Stroke researchers from the Perelman School of Medicine at the University of Pennsylvania unveiled a map demonstrating geographic hotspots of increased stroke mortality across the U.S., among a series of stroke studies presented at the American Academy of Neurology’s 66th Annual Meeting in Philadelphia.

The research, published in Neurology, used spatial modeling to identify well-defined areas of the U.S. where stroke-related death rates were disproportionately high (hot spots) or low (cold spots). County death data from the 2010 Multiple Cause of Death data files (National Center for Health Statistics) were combined with 2010 Area Resource File demographic data. Stroke deaths were identified using previously described ICD-10 (I60-69) codes. Local tests of spatial autocorrelation (LISA statistic) were conducted in ArcGIS to identify locations where disproportionately high or low stroke death rates were clustered.

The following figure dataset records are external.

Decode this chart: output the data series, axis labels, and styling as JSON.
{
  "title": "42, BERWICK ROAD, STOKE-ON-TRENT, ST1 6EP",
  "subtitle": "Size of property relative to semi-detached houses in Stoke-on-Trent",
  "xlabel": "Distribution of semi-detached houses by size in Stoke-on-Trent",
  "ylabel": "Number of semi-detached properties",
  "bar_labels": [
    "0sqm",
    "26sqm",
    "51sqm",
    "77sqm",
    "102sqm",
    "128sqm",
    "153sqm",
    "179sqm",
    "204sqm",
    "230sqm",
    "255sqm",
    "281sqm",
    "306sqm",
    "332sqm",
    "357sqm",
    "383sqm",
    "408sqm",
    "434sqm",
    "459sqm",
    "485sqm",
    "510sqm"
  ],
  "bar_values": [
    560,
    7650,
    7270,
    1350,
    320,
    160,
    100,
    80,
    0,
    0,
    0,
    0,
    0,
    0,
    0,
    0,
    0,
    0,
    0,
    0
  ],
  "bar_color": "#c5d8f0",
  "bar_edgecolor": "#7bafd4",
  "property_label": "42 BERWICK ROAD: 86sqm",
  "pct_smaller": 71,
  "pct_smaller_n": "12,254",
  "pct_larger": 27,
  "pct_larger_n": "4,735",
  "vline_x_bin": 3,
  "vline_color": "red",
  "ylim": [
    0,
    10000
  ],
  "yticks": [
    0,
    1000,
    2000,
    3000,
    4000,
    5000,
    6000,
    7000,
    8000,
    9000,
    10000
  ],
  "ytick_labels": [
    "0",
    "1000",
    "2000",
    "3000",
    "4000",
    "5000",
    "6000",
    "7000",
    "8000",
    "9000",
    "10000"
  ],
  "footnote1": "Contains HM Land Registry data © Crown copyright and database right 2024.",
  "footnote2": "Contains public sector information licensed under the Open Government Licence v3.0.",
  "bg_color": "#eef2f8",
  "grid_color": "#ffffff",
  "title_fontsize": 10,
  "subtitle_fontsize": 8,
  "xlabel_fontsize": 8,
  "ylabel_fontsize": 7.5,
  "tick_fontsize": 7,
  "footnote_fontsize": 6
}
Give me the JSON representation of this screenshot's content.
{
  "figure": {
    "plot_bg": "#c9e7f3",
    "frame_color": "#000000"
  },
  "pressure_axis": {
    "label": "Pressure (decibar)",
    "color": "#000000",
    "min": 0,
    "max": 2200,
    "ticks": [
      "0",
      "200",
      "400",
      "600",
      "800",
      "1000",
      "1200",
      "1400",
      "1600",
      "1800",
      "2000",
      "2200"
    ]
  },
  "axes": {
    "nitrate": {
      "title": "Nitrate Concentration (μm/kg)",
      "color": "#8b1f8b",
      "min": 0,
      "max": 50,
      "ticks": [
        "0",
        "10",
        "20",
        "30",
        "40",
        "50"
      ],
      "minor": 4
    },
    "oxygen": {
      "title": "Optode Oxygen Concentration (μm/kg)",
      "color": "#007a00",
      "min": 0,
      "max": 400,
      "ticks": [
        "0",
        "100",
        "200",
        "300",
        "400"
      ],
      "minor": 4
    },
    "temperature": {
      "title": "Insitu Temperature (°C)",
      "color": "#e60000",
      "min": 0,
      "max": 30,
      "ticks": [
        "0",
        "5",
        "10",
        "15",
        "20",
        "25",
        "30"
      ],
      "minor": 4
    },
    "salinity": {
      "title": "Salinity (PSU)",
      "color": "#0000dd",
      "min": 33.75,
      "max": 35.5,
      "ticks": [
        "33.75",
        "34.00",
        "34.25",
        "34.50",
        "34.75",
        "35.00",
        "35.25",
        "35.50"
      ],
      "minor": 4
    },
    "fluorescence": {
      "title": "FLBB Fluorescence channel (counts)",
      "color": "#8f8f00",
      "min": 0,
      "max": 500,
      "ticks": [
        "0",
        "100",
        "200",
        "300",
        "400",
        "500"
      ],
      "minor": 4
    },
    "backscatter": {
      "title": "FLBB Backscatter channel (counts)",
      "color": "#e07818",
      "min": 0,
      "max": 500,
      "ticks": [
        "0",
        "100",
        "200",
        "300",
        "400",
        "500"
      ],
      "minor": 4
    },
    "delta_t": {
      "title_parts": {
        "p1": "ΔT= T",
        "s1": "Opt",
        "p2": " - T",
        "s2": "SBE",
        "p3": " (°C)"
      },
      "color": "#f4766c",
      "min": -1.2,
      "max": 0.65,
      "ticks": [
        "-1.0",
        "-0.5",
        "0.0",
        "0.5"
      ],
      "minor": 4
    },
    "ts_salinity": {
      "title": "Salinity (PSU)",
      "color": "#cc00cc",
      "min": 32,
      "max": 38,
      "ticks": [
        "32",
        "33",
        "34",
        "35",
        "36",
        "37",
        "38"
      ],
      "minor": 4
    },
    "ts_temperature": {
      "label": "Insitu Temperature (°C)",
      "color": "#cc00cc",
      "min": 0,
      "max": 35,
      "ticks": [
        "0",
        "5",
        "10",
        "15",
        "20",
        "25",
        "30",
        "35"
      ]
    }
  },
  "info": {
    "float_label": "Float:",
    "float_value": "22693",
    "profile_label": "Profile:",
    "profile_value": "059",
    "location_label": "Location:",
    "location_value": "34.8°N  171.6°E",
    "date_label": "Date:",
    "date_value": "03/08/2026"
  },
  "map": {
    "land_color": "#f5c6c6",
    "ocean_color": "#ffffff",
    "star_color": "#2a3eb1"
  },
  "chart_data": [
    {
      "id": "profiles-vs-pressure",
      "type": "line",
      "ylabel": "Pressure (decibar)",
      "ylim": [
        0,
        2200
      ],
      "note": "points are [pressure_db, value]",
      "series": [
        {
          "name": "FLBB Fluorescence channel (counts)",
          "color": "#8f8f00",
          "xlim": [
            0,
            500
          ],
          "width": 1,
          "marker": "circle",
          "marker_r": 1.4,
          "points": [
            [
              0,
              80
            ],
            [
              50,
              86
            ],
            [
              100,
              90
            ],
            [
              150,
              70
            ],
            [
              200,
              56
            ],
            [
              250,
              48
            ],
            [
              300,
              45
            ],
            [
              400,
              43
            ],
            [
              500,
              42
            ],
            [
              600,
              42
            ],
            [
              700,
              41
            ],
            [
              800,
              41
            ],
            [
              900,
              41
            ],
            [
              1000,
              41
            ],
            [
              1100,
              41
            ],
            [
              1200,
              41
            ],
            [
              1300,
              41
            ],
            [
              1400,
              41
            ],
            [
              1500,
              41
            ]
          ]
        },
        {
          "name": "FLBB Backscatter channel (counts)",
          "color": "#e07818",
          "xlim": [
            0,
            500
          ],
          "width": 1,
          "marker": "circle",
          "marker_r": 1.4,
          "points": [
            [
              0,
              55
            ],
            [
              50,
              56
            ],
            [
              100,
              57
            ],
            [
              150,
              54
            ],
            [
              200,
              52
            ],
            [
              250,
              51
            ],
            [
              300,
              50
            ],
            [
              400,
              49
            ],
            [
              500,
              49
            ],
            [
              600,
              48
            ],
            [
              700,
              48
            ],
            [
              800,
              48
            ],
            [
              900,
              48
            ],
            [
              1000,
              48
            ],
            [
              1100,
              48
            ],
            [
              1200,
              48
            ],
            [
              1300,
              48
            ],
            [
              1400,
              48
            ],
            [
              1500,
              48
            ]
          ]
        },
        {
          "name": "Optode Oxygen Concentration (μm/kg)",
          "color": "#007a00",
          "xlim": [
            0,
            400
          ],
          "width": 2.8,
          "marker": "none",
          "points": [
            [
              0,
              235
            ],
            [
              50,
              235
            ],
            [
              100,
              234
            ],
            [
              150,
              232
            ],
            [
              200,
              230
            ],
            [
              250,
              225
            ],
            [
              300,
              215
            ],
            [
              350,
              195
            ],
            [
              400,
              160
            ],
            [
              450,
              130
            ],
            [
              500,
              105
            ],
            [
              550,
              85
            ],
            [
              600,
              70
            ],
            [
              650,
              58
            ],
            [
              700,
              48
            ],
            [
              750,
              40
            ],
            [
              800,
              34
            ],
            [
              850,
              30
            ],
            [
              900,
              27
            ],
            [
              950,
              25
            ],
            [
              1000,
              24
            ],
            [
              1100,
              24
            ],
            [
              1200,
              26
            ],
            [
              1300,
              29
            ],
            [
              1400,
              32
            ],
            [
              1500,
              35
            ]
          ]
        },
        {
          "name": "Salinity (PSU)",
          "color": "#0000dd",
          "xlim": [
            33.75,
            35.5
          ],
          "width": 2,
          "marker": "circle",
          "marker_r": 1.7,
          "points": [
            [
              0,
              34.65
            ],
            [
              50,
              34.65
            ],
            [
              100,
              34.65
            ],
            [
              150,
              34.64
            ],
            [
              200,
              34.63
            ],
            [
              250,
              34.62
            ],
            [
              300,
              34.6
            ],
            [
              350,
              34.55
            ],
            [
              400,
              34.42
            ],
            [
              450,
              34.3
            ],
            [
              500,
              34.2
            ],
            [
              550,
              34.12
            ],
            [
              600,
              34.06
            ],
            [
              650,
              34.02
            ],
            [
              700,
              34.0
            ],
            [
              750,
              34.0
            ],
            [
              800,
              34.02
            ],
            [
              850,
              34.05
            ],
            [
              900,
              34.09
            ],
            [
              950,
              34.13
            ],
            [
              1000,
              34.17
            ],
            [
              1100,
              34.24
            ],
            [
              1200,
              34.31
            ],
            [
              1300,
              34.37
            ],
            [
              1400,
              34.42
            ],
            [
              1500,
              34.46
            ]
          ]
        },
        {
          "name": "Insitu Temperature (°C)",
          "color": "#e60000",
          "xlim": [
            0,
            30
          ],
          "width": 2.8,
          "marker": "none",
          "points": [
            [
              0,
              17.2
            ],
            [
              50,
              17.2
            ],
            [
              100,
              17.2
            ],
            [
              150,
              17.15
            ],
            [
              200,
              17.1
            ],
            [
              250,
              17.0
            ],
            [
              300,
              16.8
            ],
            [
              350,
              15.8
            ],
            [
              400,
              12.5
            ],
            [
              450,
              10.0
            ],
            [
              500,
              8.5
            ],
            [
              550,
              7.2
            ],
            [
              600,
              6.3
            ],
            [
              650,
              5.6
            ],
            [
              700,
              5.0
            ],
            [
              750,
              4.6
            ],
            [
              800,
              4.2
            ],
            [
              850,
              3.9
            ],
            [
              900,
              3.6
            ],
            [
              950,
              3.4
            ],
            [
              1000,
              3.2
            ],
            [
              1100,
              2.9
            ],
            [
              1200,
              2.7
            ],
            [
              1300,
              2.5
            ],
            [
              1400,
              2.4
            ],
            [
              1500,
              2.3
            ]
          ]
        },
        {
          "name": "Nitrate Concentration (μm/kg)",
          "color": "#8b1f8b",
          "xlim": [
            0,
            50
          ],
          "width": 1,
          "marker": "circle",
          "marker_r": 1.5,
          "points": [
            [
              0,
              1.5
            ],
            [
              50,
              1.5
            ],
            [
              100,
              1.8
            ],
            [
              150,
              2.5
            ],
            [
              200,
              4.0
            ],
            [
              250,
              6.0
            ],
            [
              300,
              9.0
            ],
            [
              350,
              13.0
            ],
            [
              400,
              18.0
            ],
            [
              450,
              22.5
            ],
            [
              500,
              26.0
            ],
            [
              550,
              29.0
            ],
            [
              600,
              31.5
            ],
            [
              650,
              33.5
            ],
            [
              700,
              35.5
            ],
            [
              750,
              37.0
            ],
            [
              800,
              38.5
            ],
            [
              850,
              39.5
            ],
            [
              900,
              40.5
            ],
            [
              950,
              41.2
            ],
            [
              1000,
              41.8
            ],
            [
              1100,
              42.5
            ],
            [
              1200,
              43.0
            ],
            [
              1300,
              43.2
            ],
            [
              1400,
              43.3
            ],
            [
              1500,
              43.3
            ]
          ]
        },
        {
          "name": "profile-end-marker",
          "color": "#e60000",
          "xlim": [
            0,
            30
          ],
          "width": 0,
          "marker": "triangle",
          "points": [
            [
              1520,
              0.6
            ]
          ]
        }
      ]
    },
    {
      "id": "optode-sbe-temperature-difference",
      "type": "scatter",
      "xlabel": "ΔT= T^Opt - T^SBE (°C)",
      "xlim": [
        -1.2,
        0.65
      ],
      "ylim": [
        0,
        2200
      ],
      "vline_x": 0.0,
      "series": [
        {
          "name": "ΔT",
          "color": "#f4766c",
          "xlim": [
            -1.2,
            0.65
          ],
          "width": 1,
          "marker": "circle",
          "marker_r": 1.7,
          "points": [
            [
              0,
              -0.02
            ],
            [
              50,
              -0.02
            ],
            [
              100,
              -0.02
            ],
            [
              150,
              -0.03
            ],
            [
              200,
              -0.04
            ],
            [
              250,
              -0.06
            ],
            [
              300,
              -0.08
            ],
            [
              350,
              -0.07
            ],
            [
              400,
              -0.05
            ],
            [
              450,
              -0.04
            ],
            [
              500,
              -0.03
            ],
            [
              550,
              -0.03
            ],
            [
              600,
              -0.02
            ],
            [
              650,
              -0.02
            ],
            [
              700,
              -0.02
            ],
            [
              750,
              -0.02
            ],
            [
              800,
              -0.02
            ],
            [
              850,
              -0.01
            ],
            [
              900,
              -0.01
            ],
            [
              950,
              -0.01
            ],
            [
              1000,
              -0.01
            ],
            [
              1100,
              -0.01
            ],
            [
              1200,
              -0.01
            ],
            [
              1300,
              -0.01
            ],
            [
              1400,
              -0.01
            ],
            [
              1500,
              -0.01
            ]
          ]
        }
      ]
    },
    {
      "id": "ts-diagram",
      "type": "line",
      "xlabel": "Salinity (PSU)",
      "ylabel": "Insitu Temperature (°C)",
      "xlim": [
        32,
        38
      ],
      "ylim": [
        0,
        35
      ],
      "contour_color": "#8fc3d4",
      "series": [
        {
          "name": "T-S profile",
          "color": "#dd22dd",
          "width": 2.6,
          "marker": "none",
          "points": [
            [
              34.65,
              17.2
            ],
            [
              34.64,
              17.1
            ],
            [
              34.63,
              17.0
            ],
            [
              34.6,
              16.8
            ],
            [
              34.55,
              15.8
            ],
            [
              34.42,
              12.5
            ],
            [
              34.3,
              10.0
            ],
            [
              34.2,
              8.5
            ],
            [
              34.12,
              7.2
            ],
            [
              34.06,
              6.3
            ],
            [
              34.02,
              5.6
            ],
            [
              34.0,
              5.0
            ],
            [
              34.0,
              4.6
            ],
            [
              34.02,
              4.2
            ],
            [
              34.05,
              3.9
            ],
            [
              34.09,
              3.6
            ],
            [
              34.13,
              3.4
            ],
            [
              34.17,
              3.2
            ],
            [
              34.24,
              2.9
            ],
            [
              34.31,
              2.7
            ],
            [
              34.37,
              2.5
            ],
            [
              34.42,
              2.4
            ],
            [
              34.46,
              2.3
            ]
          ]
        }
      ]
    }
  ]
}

The researchers found that in 284 counties, mostly clustered in the southeastern U.S., there were 103 stroke-related deaths per 100,000 people, compared to the nationwide median of 59.9 in 3133 counties. Cool spots were identified as 152 counties with median stroke death rate of 26.1 per 100,000.

"Geographic analysis can be used to identify clusters of high stroke mortality rates," the researchers concluded. "These techniques may help identify geographic areas for targeted interventions to improve population health. Further study should assess the stability of these findings over time and determine reasons for the clustering."